Are Diamonds a CMO's new best friend?
Part 3 in the series of scaling generative AI in enterprise marketing functions
In Brief
As marketing departments mature with generative AI, a new barrier to value emerges – the operating model. CMOs will need to make 3 shifts to enable a next gen op model that unlocks the promise of agentic AI. The outcome is a "Dynamic Diamond", where a reinvented and empowered middle layer is the new engine of value. This means new roles for all layers of the organization and we explore the potential impact
At this point, your marketing team has likely overcome the barrier of getting started with gen AI. 74% of marketing orgs globally use generative AI in some capacity. Salesforce
The bad news: While improving, enterprise value from gen AI is still elusive. 2025 Wharton research shows that only 26% of large companies are realizing "substantial positive ROI".
The good news: CMOs are undaunted. Most enterprise CMOs have tasted success with efficiency wins and their optimism and confidence in the tech continues to increase every year - which is showing up in their budget plans. The volume of CMOs planning to invest more than $10M annually for the next three years increased by 14pp vs. 2024 (per BCG)

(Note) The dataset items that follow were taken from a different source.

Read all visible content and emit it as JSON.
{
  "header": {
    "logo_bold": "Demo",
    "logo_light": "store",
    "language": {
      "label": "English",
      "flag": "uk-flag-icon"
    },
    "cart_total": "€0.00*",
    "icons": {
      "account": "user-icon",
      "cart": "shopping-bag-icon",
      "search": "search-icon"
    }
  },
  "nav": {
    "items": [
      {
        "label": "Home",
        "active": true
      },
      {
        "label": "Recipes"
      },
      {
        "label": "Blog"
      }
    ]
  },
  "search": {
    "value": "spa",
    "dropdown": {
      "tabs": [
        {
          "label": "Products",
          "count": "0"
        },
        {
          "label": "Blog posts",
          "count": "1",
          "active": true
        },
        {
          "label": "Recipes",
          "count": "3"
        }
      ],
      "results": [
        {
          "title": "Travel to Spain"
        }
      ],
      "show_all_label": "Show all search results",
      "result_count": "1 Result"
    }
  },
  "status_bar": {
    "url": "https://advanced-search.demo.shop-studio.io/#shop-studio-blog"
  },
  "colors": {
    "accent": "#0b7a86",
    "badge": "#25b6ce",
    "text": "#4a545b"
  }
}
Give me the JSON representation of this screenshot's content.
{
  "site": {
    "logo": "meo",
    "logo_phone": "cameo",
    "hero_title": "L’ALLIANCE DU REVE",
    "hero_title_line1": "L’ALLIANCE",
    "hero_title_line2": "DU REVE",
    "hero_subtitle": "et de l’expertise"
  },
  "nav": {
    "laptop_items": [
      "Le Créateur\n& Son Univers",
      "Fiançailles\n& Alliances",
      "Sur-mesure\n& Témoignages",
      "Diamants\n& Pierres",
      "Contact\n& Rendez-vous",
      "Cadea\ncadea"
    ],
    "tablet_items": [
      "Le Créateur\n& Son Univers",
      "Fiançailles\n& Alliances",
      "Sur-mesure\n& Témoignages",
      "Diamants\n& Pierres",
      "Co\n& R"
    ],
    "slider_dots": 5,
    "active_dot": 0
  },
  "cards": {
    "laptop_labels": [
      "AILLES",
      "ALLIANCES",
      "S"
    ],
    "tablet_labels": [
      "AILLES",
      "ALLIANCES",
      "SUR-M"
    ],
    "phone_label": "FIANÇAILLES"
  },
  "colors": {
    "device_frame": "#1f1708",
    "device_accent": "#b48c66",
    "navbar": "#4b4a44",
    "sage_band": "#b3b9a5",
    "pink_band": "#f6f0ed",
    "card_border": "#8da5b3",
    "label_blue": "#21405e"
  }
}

What happens if CMOs are successful?
Let’s assume that this group of smart, driven leaders who put their chips on the table end up overcoming the many significant hurdles to scaling and driving value from gen AI - and have moved to an agentic AI-powered function.
The result? A marketing function that dramatically increases their operational tempo, delivers far greater value for the company, and is positioned to inform the company strategy, not just activate against it.
In theory.
Why? As marketing organizations increase their gen AI maturity, a new bottleneck to value emerges quickly…The operating model.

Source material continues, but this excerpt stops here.